John Bowlin and Mattie Bowlin, cestuis que trust of the life estate in said property, acquired the remainder interest therein from the remaindermen all of whom were, at the time, sui juris.

Appellants contend that under the doctrine of merger of estates .and acceleration of remainders, the trust was terminated when the beneficiaries of the life estate acquired the interest of the remaindermen. As a general rule this is true when the estates, both legal and equitable, unite in the same person, but otherwise, if the merger is held in abeyance by the clear intent or purpose of the trust. "What is characterized in law as a spendthrift trust usually acts as a barrier and prevents merger. It seems that equity will not recognize a merger, even where there is a union of legal and equitable estates in the same person, if contrary to the intention of the parties if the effect would be to destroy a valid trust. 39 Cyc. 246; In Re Moore’s Estate, 48 Atl. 884, (Pa. St.); 2 Washburn on Real Estate (6 Ed.), section 1484; Evansville Gas Light Co. v. State, 73 Ind. 222; Watson v.

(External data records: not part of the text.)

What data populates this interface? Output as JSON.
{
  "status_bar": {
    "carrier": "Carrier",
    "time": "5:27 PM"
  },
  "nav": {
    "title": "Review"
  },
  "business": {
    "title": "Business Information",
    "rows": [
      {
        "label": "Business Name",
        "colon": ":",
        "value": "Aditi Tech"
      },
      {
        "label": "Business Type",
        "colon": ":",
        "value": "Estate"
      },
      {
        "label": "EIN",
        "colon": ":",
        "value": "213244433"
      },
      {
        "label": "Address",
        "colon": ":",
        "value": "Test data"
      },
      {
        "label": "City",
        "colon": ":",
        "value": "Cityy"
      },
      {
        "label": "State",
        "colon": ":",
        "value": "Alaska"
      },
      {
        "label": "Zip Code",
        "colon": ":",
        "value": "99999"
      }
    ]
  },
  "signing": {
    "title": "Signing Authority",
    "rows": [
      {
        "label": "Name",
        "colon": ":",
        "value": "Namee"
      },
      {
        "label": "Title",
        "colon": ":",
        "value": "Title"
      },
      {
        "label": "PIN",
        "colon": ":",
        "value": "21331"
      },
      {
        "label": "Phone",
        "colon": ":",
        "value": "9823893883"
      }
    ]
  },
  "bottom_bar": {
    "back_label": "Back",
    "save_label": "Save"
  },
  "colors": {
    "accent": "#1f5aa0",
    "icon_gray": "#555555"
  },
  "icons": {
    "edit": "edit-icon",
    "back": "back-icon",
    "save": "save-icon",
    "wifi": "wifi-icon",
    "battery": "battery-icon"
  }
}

Dundee Mortgage & Trust Investment Co., 8 Pac. 548 (Ore.); Asch v. Asch, 21 N. E. 70 (N. Y.); Mason v. Rhode Island Hospital Trust Co., 78 Conn. 81.

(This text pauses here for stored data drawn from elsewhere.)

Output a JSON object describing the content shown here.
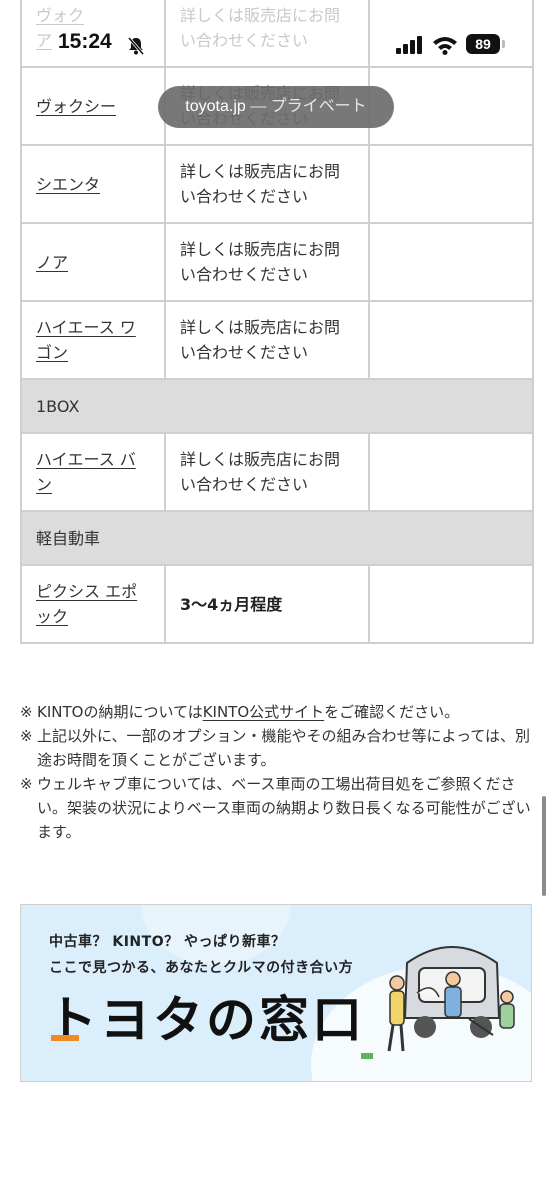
{
  "status_bar": {
    "time": "15:24",
    "battery": "89"
  },
  "url_pill": {
    "domain": "toyota.jp",
    "suffix": " — プライベート"
  },
  "table": {
    "rows": [
      {
        "type": "model",
        "model": "ヴォクシー",
        "delivery": "詳しくは販売店にお問い合わせください",
        "faded": true,
        "model_visible": "ヴォク\nア"
      },
      {
        "type": "model",
        "model": "ヴォクシー",
        "delivery": "詳しくは販売店にお問い合わせください"
      },
      {
        "type": "model",
        "model": "シエンタ",
        "delivery": "詳しくは販売店にお問い合わせください"
      },
      {
        "type": "model",
        "model": "ノア",
        "delivery": "詳しくは販売店にお問い合わせください"
      },
      {
        "type": "model",
        "model": "ハイエース ワゴン",
        "delivery": "詳しくは販売店にお問い合わせください"
      },
      {
        "type": "category",
        "label": "1BOX"
      },
      {
        "type": "model",
        "model": "ハイエース バン",
        "delivery": "詳しくは販売店にお問い合わせください"
      },
      {
        "type": "category",
        "label": "軽自動車"
      },
      {
        "type": "model",
        "model": "ピクシス エポック",
        "delivery": "3〜4ヵ月程度",
        "bold": true
      }
    ]
  },
  "notes": {
    "n1_prefix": "KINTOの納期については",
    "n1_link": "KINTO公式サイト",
    "n1_suffix": "をご確認ください。",
    "n2": "上記以外に、一部のオプション・機能やその組み合わせ等によっては、別途お時間を頂くことがございます。",
    "n3": "ウェルキャブ車については、ベース車両の工場出荷目処をご参照ください。架装の状況によりベース車両の納期より数日長くなる可能性がございます。",
    "mark": "※"
  },
  "banner": {
    "line1": "中古車？ KINTO？ やっぱり新車？",
    "line2": "ここで見つかる、あなたとクルマの付き合い方",
    "logo": "トヨタの窓口"
  },
  "colors": {
    "cell_border": "#cfcfcf",
    "category_bg": "#dcdcdc",
    "banner_bg": "#dbeefb"
  }
}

The soundness then of appellants’ contention must depend upon whether spendthrift trusts are valid in Arkansas, and if valid, whether a spendthrift trust was created by the terms of the section of the will quoted above. The English doctrine condemns and the American doctrine upholds spendthrift trusts. Nichols, Assignee v. Eaton et al., 91 U. S. 716.

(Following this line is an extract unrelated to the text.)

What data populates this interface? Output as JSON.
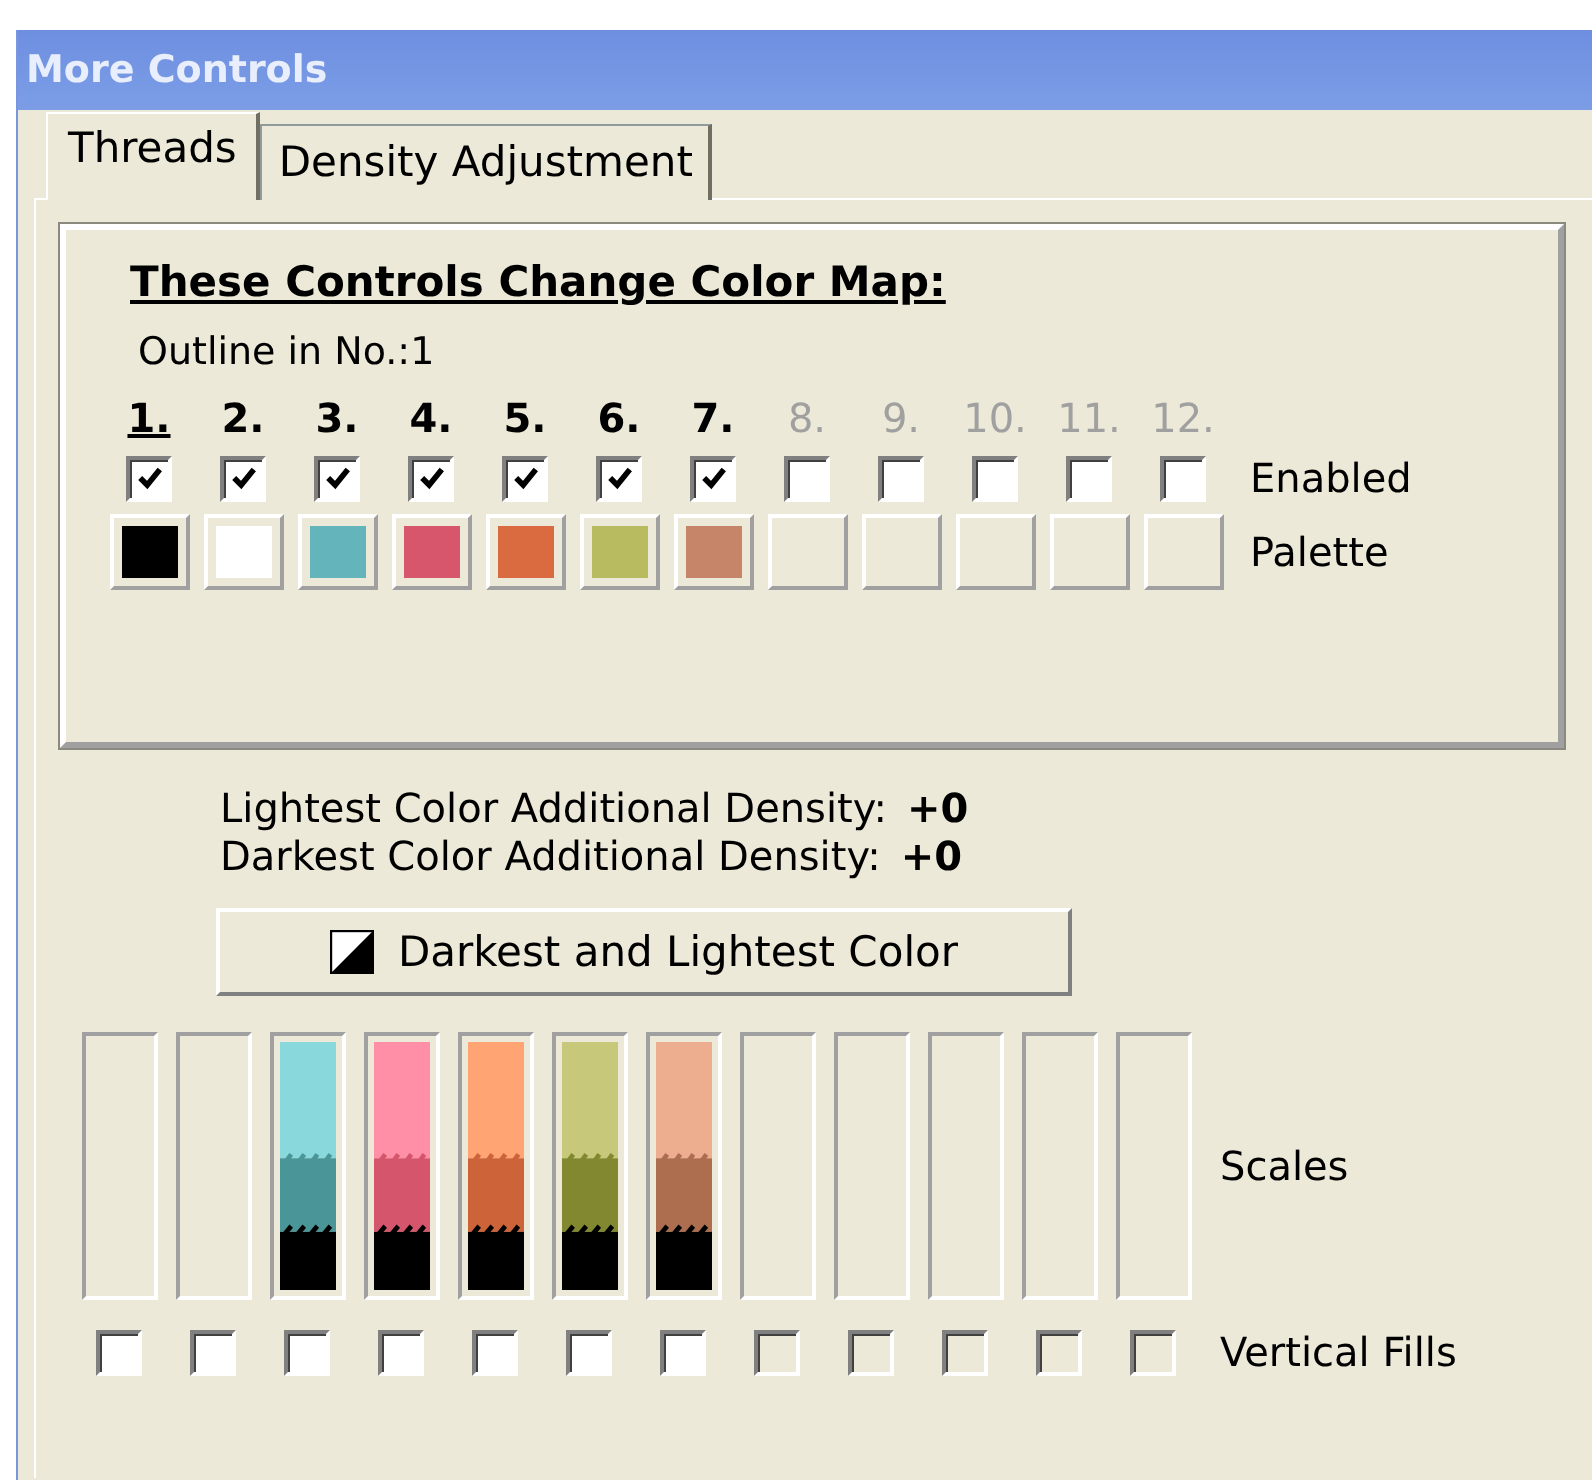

It is a mooted question in this State. Being a question of first impression here, the court adopts the American doctrine both upon réason and because the American doctrine is supported by the increasing weight of authority. This court said in the well considered case of Booe v. Vinson, 104 Ark. 439, that, “Although it is intimated va Honnett v. Williams, 66 Ark. 153, that such a trust can not be created or exist in this State, the increasing weight of authority in America favors the contrary rule. ’ ’ It may be noted also that the distinguished jurist, in rendering the opinion in Honnett v. Williams, supra, reserved the question for future consideration. It was unnecessary to decide the question in Booe v. Vinson for the reason that no restriction was placed upon the cestuis by the testator in the disposition of the income from the life estate. This court has jealously protected the free and unlimited right of a person in sound mind and otherwise competent to dispose of his property according to Ms pleasure, unless in contravention of some statute or the well established rule against perpetuities. Fortner v. Phillips, 124 Ark. 395.

There is no misconstruing the intent of the testator in the instant case. The language of the eighth clause is direct and unambiguous. By the very wording, the legal title and the absolute control of the property passed to the trustee for the sole purpose of creating, by use and investment, a permanent income for the maintenance of the testator’s son during life, and his daughter-in-law so long as she remained the wife or widow of his son. The testator assigned as a reason for creating the trust, the inability of his son to care for and manage the estate. In the fear that his son might resort to some method of defeating his purpose, he provided against the anticipation of the income in any manner. He evidenced his intention most clearly by creating a stated income. His purpose was to impound the corpus of the estate in such way that the cestuis should not receive it, or even the income therefrom, except at certain and reasonable intervals. All power of alienation of the trust fund was withheld from the cestuis. By the bequest appellants acquired no vested estate therein. Every essential necessary to create a spendthrift trust is present in the devise.

Having subscribed to the American doctrine upholding spendthrift trusts, and the intention of the testator being manifest to create such a trust for the protection of the cestuis against improvidence and incapacity, which trust is not contrary to law or public policy, and being convinced the doctrine of merger of estates can not operate to destroy ,a valid spendthrift trust, the decree of the learned chancellor is affirmed.